Coresets for Robust Clustering via Black-box Reductions to Vanilla Case

Published 11 Feb 2025 in cs.DS | (2502.07669v1)

Abstract: We devise $\epsilon$-coresets for robust $(k,z)$-Clustering with $m$ outliers through black-box reductions to vanilla case. Given an $\epsilon$-coreset construction for vanilla clustering with size $N$, we construct coresets of size $N\cdot \mathrm{poly}\log(km\epsilon^{-1}) + O_z\left(\min{km\epsilon^{-1}, m\epsilon^{{-2z}\log^{z(km\epsilon^{-1})}} }\right)$ for various metric spaces, where $O_z$ hides $2^{O(z\log z)}$ factors. This increases the size of the vanilla coreset by a small multiplicative factor of $\mathrm{poly}\log(km\epsilon^{-1})$, and the additive term is up to a $(\epsilon^{-1}\log (km))^{O(z)}$ factor to the size of the optimal robust coreset.
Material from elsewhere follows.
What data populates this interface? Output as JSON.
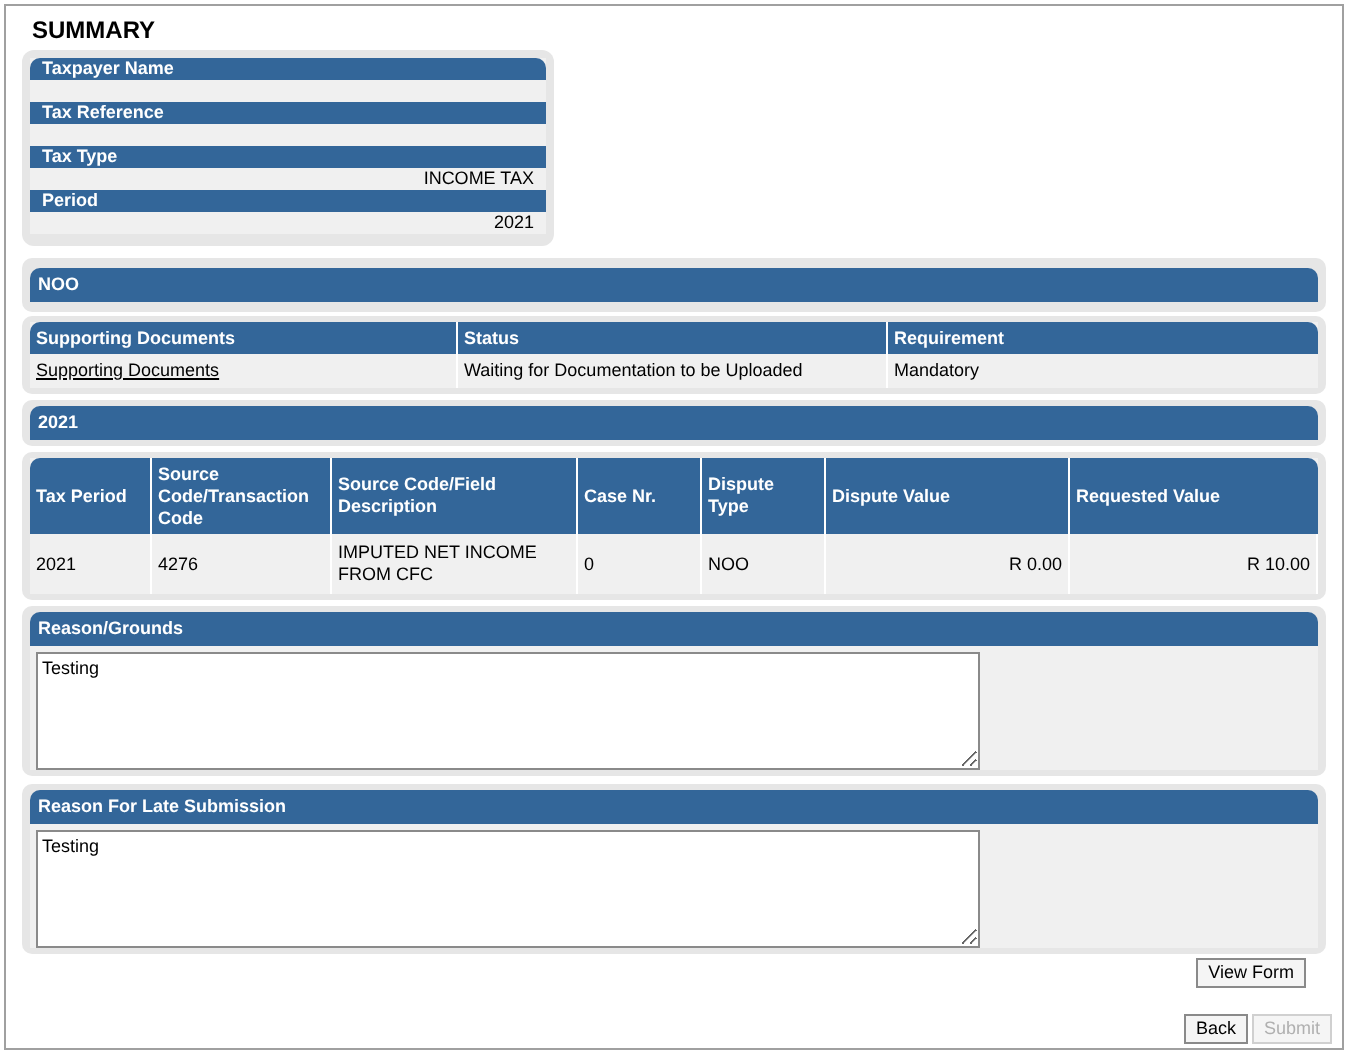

Plugging in vanilla coreset results of [Cohen-Addad et al., STOC'21], we obtain the first coresets for $(k,z)$-Clustering with $m$ outliers with size near-linear in $k$ while previous results have size at least $\Omega(k^2)$ [Huang et al., ICLR'23; Huang et al., SODA'25]. Technically, we establish two conditions under which a vanilla coreset is as well a robust coreset. The first condition requires the dataset to satisfy special structures - it can be broken into "dense" parts with bounded diameter. We combine this with a new bounded-diameter decomposition that has only $O_z(km \epsilon^{-1})$ non-dense points to obtain the $O_z(km \epsilon^{-1})$ additive bound. Another condition requires the vanilla coreset to possess an extra size-preserving property. We further give a black-box reduction that turns a vanilla coreset to the one satisfying the said size-preserving property, leading to the alternative $O_z(m\epsilon^{{-2z}\log^{{z}(km\epsilon^{-1}))$}} additive bound. We also implement our reductions in the dynamic streaming setting and obtain the first streaming algorithms for $k$-Median and $k$-Means with $m$ outliers, using space $\tilde{O}(k+m)\cdot\mathrm{poly}(d\epsilon^{{-1}\log\Delta)$} for inputs on the grid $[\Delta]^d$.